As the air rises it cools and is pushed out to 30° north and south of the Equator. The cool air then starts to sink creating high pressure at the Earth’s surface. As the air is warming up no moisture can cool or condense meaning no clouds form and low rainfall.
- The cool air reaches the ground and moves as surface wind either back towards the Equator or towards the poles.
- Surface winds that blow towards the Equator are known as trade winds. They blow from the southeast in the southern hemisphere and from the northeast in the northern hemisphere. They meet at the Equator in the intertropical convergence zone (BBC Bitesize).
- Surface winds that blow towards the poles are called westerlies. They blow from the NW in the southern hemisphere and the SW in the northern hemisphere.
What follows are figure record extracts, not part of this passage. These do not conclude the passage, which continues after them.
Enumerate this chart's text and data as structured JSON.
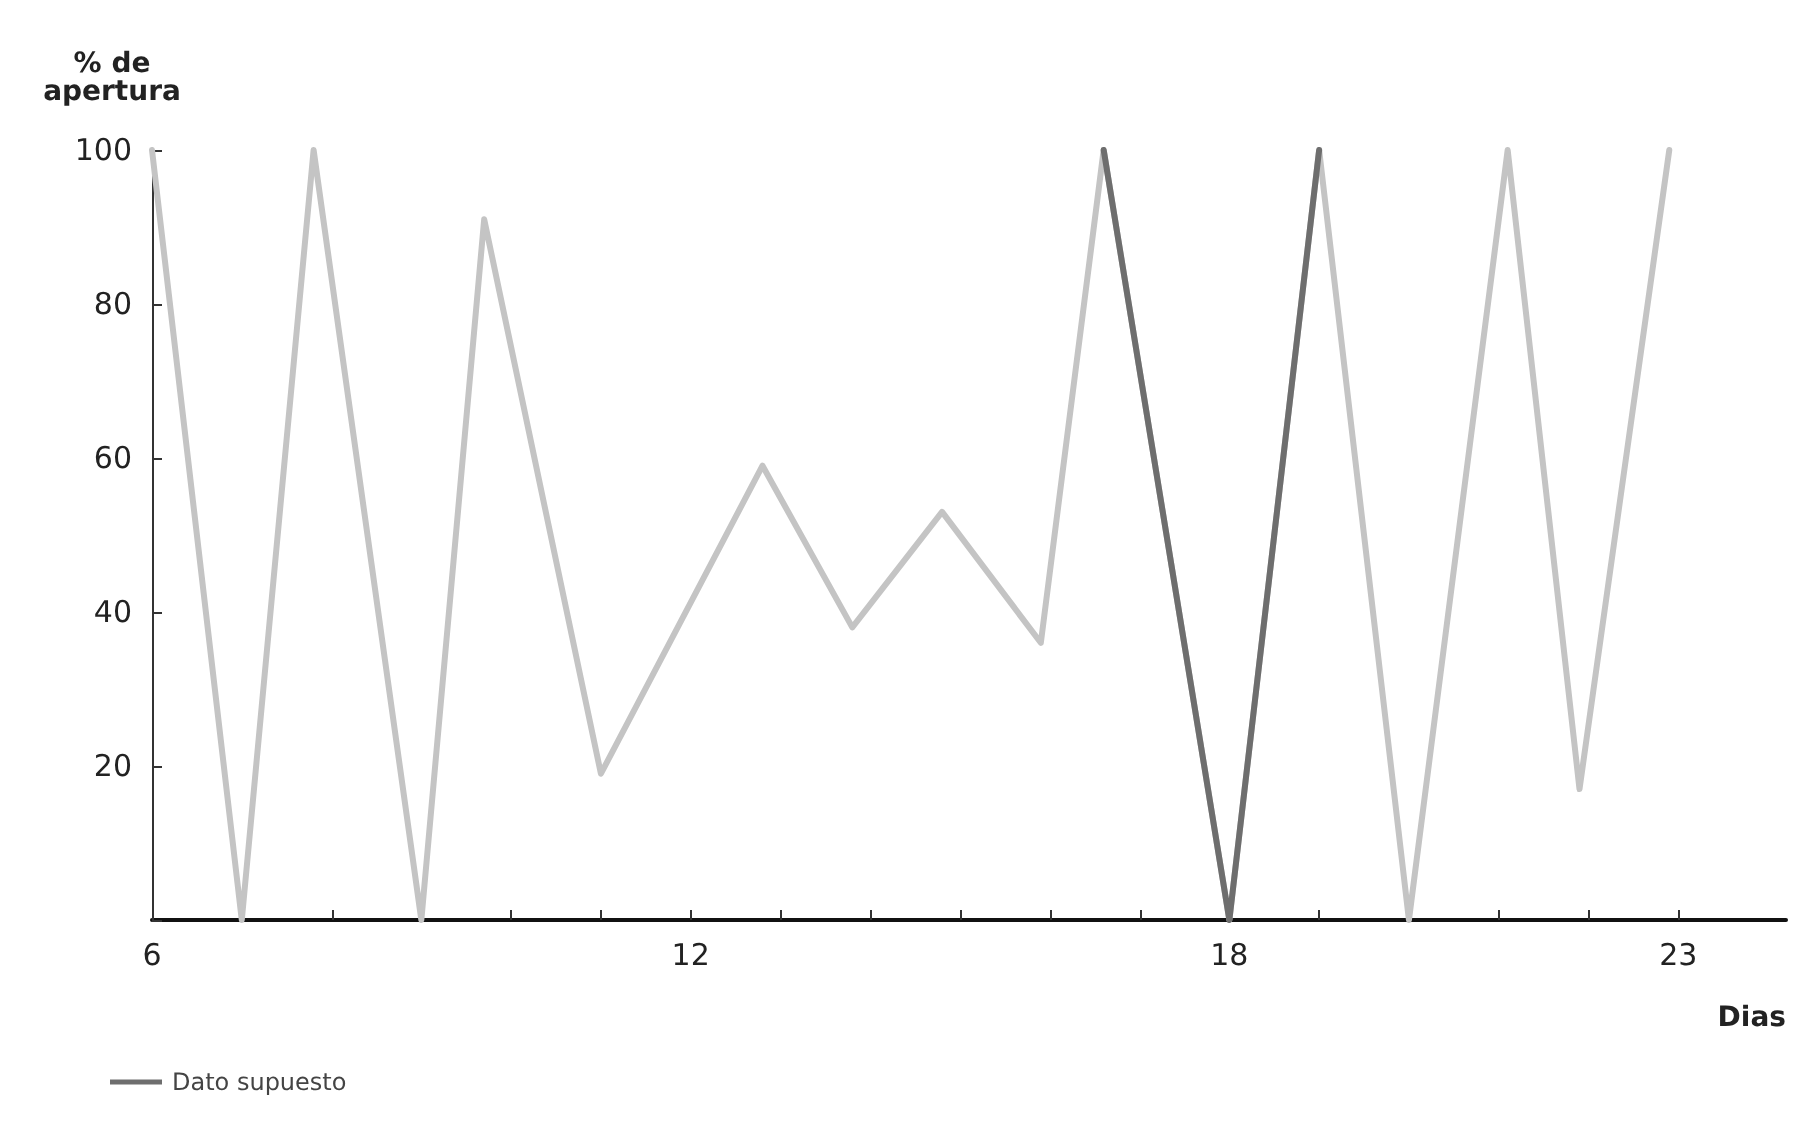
{
  "chart_data": {
    "type": "line",
    "xlabel": "Dias",
    "ylabel": "% de\napertura",
    "x": [
      6,
      7,
      7.8,
      9,
      9.7,
      11,
      12.8,
      13.8,
      14.8,
      15.9,
      16.6,
      18,
      19,
      20,
      21.1,
      21.9,
      22.9
    ],
    "series": [
      {
        "color": "#c4c4c4",
        "values": [
          100,
          0,
          100,
          0,
          91,
          19,
          59,
          38,
          53,
          36,
          100,
          0,
          100,
          0,
          100,
          17,
          100
        ]
      },
      {
        "name": "Dato supuesto",
        "color": "#6e6e6e",
        "x": [
          16.6,
          18,
          19
        ],
        "values": [
          100,
          0,
          100
        ]
      }
    ],
    "xlim": [
      6,
      24.2
    ],
    "ylim": [
      0,
      100
    ],
    "xticks": [
      6,
      {
        "value": 7,
        "label": null
      },
      {
        "value": 8,
        "label": null
      },
      {
        "value": 9,
        "label": null
      },
      {
        "value": 10,
        "label": null
      },
      {
        "value": 11,
        "label": null
      },
      12,
      {
        "value": 13,
        "label": null
      },
      {
        "value": 14,
        "label": null
      },
      {
        "value": 15,
        "label": null
      },
      {
        "value": 16,
        "label": null
      },
      {
        "value": 17,
        "label": null
      },
      18,
      {
        "value": 19,
        "label": null
      },
      {
        "value": 20,
        "label": null
      },
      {
        "value": 21,
        "label": null
      },
      {
        "value": 22,
        "label": null
      },
      23
    ],
    "yticks": [
      {
        "value": 0,
        "label": null
      },
      20,
      40,
      60,
      80,
      100
    ],
    "grid": false,
    "legend": "bottom left",
    "marker": "none",
    "line_style": "solid"
  }
}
- At 60° north and south of the Equator, the warmer surface winds meet colder air from the poles. The warmer air is less dense than the colder air so it rises, creating low pressure. Any moisture in the rising air will cool and condense to form clouds and rain.
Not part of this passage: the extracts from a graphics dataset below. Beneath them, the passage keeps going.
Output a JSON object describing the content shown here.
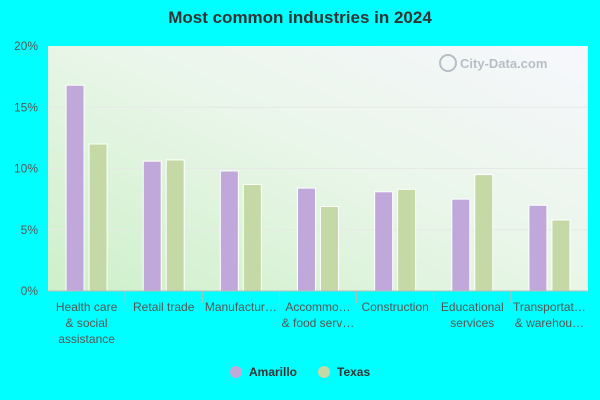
{
  "chart_data": {
    "type": "bar",
    "title": "Most common industries in 2024",
    "categories": [
      [
        "Health care",
        "& social",
        "assistance"
      ],
      [
        "Retail trade"
      ],
      [
        "Manufactur…"
      ],
      [
        "Accommo…",
        "& food serv…"
      ],
      [
        "Construction"
      ],
      [
        "Educational",
        "services"
      ],
      [
        "Transportat…",
        "& warehou…"
      ]
    ],
    "series": [
      {
        "name": "Amarillo",
        "values": [
          16.8,
          10.6,
          9.8,
          8.4,
          8.1,
          7.5,
          7.0
        ],
        "color": "#c0a9da"
      },
      {
        "name": "Texas",
        "values": [
          12.0,
          10.7,
          8.7,
          6.9,
          8.3,
          9.5,
          5.8
        ],
        "color": "#c5d9a6"
      }
    ],
    "ylim": [
      0,
      20
    ],
    "yticks": [
      "0%",
      "5%",
      "10%",
      "15%",
      "20%"
    ],
    "ytick_values": [
      0,
      5,
      10,
      15,
      20
    ],
    "grid": true,
    "legend_position": "bottom"
  },
  "watermark": "City-Data.com"
}
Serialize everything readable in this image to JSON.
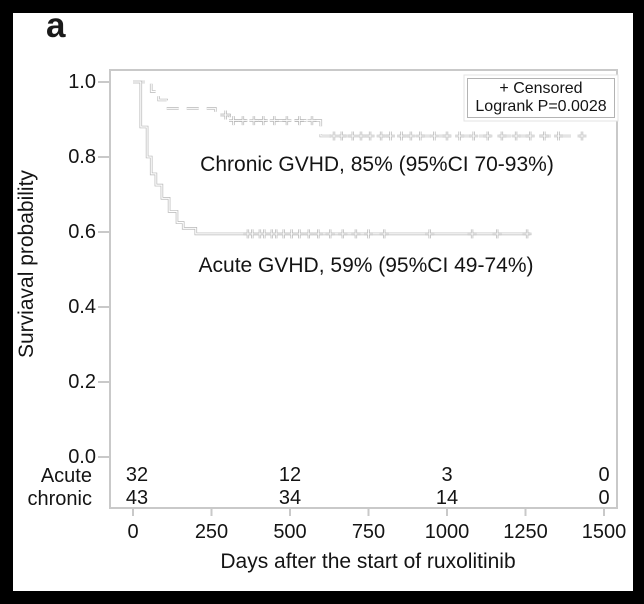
{
  "panel_label": "a",
  "legend": {
    "censored_label": "+ Censored",
    "logrank_label": "Logrank P=0.0028"
  },
  "annotations": {
    "chronic": "Chronic GVHD, 85% (95%CI 70-93%)",
    "acute": "Acute GVHD, 59% (95%CI 49-74%)"
  },
  "axes": {
    "y_label": "Surviaval probability",
    "x_label": "Days after the start of ruxolitinib",
    "y_ticks": [
      "1.0",
      "0.8",
      "0.6",
      "0.4",
      "0.2",
      "0.0"
    ],
    "x_ticks": [
      "0",
      "250",
      "500",
      "750",
      "1000",
      "1250",
      "1500"
    ]
  },
  "colors": {
    "curve_gray": "#b7b7b7",
    "curve_core": "#ffffff",
    "axis_gray": "#c9c9c9",
    "text": "#141414",
    "frame": "#000000",
    "background": "#ffffff"
  },
  "chart_data": {
    "type": "line",
    "subtype": "kaplan-meier-step",
    "title": "",
    "xlabel": "Days after the start of ruxolitinib",
    "ylabel": "Surviaval probability",
    "xlim": [
      0,
      1500
    ],
    "ylim": [
      0.0,
      1.0
    ],
    "grid": false,
    "legend_position": "top-right",
    "logrank_p": 0.0028,
    "series": [
      {
        "name": "Chronic GVHD",
        "style": "dashed",
        "estimate_label": "85% (95%CI 70-93%)",
        "survival_estimate": 0.85,
        "ci": [
          0.7,
          0.93
        ],
        "steps": [
          [
            0,
            1.0
          ],
          [
            58,
            1.0
          ],
          [
            58,
            0.975
          ],
          [
            82,
            0.975
          ],
          [
            82,
            0.952
          ],
          [
            107,
            0.952
          ],
          [
            107,
            0.93
          ],
          [
            262,
            0.93
          ],
          [
            262,
            0.912
          ],
          [
            308,
            0.912
          ],
          [
            308,
            0.897
          ],
          [
            598,
            0.897
          ],
          [
            598,
            0.856
          ],
          [
            1430,
            0.856
          ]
        ],
        "censor_days": [
          295,
          320,
          350,
          385,
          415,
          450,
          490,
          530,
          570,
          640,
          665,
          700,
          726,
          755,
          790,
          820,
          855,
          885,
          915,
          960,
          1000,
          1040,
          1085,
          1130,
          1175,
          1220,
          1265,
          1310,
          1355,
          1430
        ]
      },
      {
        "name": "Acute GVHD",
        "style": "solid",
        "estimate_label": "59% (95%CI 49-74%)",
        "survival_estimate": 0.59,
        "ci": [
          0.49,
          0.74
        ],
        "steps": [
          [
            0,
            1.0
          ],
          [
            25,
            1.0
          ],
          [
            25,
            0.88
          ],
          [
            45,
            0.88
          ],
          [
            45,
            0.8
          ],
          [
            58,
            0.8
          ],
          [
            58,
            0.755
          ],
          [
            73,
            0.755
          ],
          [
            73,
            0.725
          ],
          [
            92,
            0.725
          ],
          [
            92,
            0.69
          ],
          [
            115,
            0.69
          ],
          [
            115,
            0.655
          ],
          [
            140,
            0.655
          ],
          [
            140,
            0.625
          ],
          [
            160,
            0.625
          ],
          [
            160,
            0.61
          ],
          [
            200,
            0.61
          ],
          [
            200,
            0.595
          ],
          [
            1265,
            0.595
          ]
        ],
        "censor_days": [
          366,
          380,
          404,
          418,
          442,
          456,
          480,
          505,
          530,
          560,
          590,
          628,
          668,
          710,
          750,
          800,
          945,
          1080,
          1160,
          1255
        ]
      }
    ],
    "at_risk": {
      "column_days": [
        0,
        500,
        1000,
        1500
      ],
      "rows": [
        {
          "label": "Acute",
          "counts": [
            "32",
            "12",
            "3",
            "0"
          ]
        },
        {
          "label": "chronic",
          "counts": [
            "43",
            "34",
            "14",
            "0"
          ]
        }
      ]
    }
  }
}
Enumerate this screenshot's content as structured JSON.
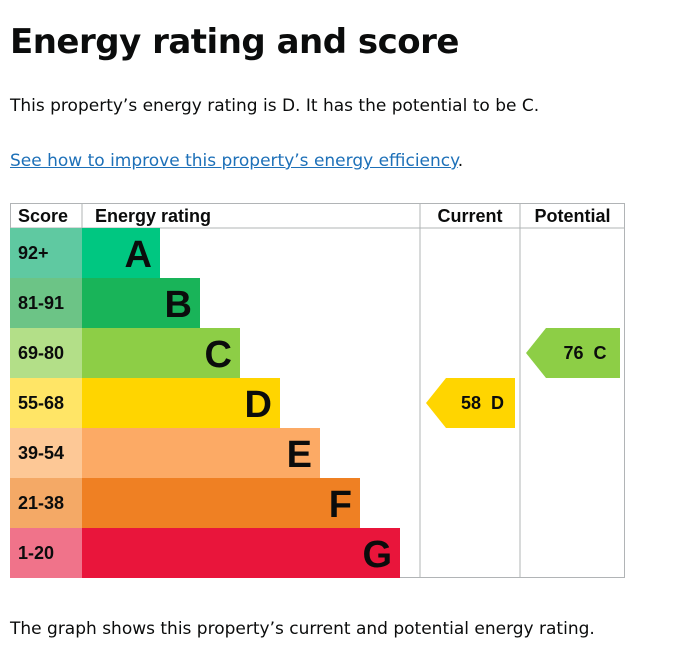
{
  "heading": "Energy rating and score",
  "summary": "This property’s energy rating is D. It has the potential to be C.",
  "link_text": "See how to improve this property’s energy efficiency",
  "link_suffix": ".",
  "footer_text": "The graph shows this property’s current and potential energy rating.",
  "chart_data": {
    "type": "bar",
    "headers": {
      "score": "Score",
      "rating": "Energy rating",
      "current": "Current",
      "potential": "Potential"
    },
    "bands": [
      {
        "letter": "A",
        "range": "92+",
        "color": "#00c781",
        "label_bg": "#5fc9a1"
      },
      {
        "letter": "B",
        "range": "81-91",
        "color": "#19b459",
        "label_bg": "#6cc486"
      },
      {
        "letter": "C",
        "range": "69-80",
        "color": "#8dce46",
        "label_bg": "#b3df88"
      },
      {
        "letter": "D",
        "range": "55-68",
        "color": "#ffd500",
        "label_bg": "#ffe566"
      },
      {
        "letter": "E",
        "range": "39-54",
        "color": "#fcaa65",
        "label_bg": "#fdc896"
      },
      {
        "letter": "F",
        "range": "21-38",
        "color": "#ef8023",
        "label_bg": "#f4a966"
      },
      {
        "letter": "G",
        "range": "1-20",
        "color": "#e9153b",
        "label_bg": "#f0738a"
      }
    ],
    "current": {
      "score": 58,
      "letter": "D",
      "label": "58  D",
      "color": "#ffd500"
    },
    "potential": {
      "score": 76,
      "letter": "C",
      "label": "76  C",
      "color": "#8dce46"
    }
  }
}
- At the poles, the cool air sinks creating high pressure. This air is then drawn back towards the Equator causing surface winds (polar easterlies).
The pressure belts caused by the global circulation system cause variations in climate.
- Around the Equator there is rising air which creates low pressure. Temperatures are hot all year round due to intense sunlight and creates very moist air due to high rates of evaporation. The moisture in the rising air cools and condense to form clouds which bring high amounts of rainfall.
- Towards 30° north and south of the Equator, there high pressure means that rainfall is very low for most of the year. This is because air is sinking and warming up so any moisture cannot condense to form clouds and rain. Temperatures are still warm in this arid (dry) zone).
- In the temperate zone, around 60° north and south of the Equator, there is low pressure. Air is rising and any moisture in the air is cooling and condensing meaning that rainfall is frequent. Temperatures are mild.
- In the polar zone, temperatures are low all year round due to weak sunlight. There is high pressure meaning air is sinking which bring dry conditions.